Nationale Ombudsman
* Agent en arts niet eens over navolging wilsverklaring
Nationale ombudsman oordeelt klacht over politie Gelderland-Zuid
gegrond
Agent en arts niet eens over navolging wilsverklaring
Een arts en een surveillance-eenheid van de regiopolitie
Gelderland-Zuid werden op 28 februari 1998 opgeroepen om naar een
woning te gaan waar een vrouw suïcide zou hebben gepleegd. De arts
constateerde dat de vrouw in coma lag en trof een verklaring aan met
de strekking dat de vrouw niet behandeld of naar het ziekenhuis
gebracht wilde worden. Hij meldde dit aan de politieambtenaren die
even later arriveerden. Deze besloten vrijwel meteen een ambulance te
laten komen. Terwijl deze onderweg was, ontstond tussen de arts en de
politieambtenaren een discussie rond de vraag welke hulpverlener het
in situaties als deze voor het zeggen heeft.
De gang van zaken is voor de arts aanleiding geweest een klacht in te
dienen eerst bij de politie en later bij de Nationale ombudsman. De
klacht betreft het feit dat de politie vrijwel zonder overleg met de
arts een ambulance heeft besteld, daarbij voorbijgaand aan de op de
wilsverklaring van de vrouw gebaseerde opvatting van de arts dat niet
moest worden ingegrepen.

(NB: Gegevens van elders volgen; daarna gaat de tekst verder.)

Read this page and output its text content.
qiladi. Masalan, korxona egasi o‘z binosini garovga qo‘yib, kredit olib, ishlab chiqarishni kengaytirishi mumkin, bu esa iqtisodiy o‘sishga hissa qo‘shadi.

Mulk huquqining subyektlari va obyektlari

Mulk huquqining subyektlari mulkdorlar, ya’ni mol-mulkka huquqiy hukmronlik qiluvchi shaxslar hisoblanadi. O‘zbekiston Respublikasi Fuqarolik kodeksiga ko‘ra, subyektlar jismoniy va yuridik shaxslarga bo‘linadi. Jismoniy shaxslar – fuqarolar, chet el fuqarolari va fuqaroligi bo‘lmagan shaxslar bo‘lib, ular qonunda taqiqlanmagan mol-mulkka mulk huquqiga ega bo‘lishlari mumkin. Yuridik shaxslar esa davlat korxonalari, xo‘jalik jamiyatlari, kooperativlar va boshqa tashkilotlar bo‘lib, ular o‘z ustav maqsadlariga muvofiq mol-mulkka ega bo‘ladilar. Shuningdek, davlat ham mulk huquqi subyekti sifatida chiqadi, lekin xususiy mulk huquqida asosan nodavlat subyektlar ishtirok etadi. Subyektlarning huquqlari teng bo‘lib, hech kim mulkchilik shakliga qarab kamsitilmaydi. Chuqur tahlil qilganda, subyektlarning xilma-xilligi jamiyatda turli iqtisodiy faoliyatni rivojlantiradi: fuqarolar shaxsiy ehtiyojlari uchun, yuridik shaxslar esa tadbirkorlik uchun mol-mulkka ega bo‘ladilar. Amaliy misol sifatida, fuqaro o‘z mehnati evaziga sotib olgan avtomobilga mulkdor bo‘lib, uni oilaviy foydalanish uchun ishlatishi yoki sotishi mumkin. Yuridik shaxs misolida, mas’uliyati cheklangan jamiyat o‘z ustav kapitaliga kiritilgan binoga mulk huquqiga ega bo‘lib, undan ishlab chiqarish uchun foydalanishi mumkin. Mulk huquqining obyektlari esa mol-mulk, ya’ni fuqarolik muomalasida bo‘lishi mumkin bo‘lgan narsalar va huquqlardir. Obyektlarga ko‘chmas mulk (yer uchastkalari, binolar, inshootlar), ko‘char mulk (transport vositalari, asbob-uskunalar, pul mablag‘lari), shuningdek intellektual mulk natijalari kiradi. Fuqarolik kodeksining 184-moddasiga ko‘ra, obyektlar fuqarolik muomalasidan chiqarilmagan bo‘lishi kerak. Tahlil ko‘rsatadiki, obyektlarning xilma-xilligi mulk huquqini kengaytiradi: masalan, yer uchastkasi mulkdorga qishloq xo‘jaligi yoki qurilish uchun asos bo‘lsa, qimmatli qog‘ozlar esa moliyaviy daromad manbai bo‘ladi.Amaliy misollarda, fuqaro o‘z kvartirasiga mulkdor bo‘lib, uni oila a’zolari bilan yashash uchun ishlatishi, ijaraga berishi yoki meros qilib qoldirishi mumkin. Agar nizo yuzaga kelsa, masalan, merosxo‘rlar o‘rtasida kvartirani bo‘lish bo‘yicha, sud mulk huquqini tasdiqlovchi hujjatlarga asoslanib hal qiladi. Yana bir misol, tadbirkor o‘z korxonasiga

De Nationale ombudsman oordeelt de klacht van
de arts gegrond.
Wie beslist: arts of agent?
Naar het oordeel van de Nationale ombudsman moet de politie, wanneer
zij wordt geconfronteerd met gewonde personen, ervoor zorgen dat voor
deze personen adequate medische zorg beschikbaar komt. Wanneer een
arts ter plaatse is, mag de politie ervan uitgaan dat deskundige hulp
wordt verleend. Het behoort tot de taak en verantwoordelijkheid van de
arts en niet van de politie te beslissen wat die medische
hulpverlening in het concrete geval moet inhouden: een bepaalde
behandeling of juist het achterwege laten daarvan en eventueel een
beslissing over vervoer van de patiënt. Dit is niet anders wanneer de
arts op grond van een daartoe strekkende wilsverklaring van de patiënt
besluit van medisch handelen af te zien. De Minister van justitie en
de KNMG hebben zich in gelijke zin uitgesproken. Het is dus aan een
arts - en niet aan een politiefunctionaris - te beslissen hoe moet
worden gereageerd op een weigering van medische hulp.
Meningsverschil tussen arts en agent
De politieambtenaar die de patiënt toch naar het ziekenhuis wil laten
vervoeren, zal zich op de hoogte moeten stellen van de afweging die de
arts heeft gemaakt. Als hij deze afweging onjuist vindt, mag hij het
tot zijn taak rekenen te proberen de arts tot een andere beslissing te
bewegen. In dat kader kan hij bijvoorbeeld de arts attenderen op
gezichtspunten die mogelijk over het hoofd zijn gezien en informatie
aandragen waarover de arts niet beschikt. Blijft de arts bij zijn
standpunt, dan moet de politieambtenaar zich in het kader van zijn
hulpverleningstaak, daarbij neerleggen. Dit zou slechts anders kunnen
zijn in het uitzonderlijke geval dat een arts zich zou opstellen op
een wijze waartoe geen redelijk handelend arts zou komen. In deze zaak
heeft de politie nagelaten te onderzoeken hoe de arts was gekomen tot
zijn beslissing niet in te grijpen.
Conclusie
De Nationale ombudsman komt dan ook tot de conclusie dat de politie
niet behoorlijk heeft gehandeld door zonder overleg met de arts en met
voorbijgaan aan diens standpunt ambulancevervoer aan te vragen. De
klacht over de onderzochte gedraging van het regionale politiekorps
Gelderland-Zuid is gegrond.
Het medisch handelen van de arts komt in het onderzoek overigens niet
aan de orde, omdat de Nationale ombudsman hierover niet bevoegd is.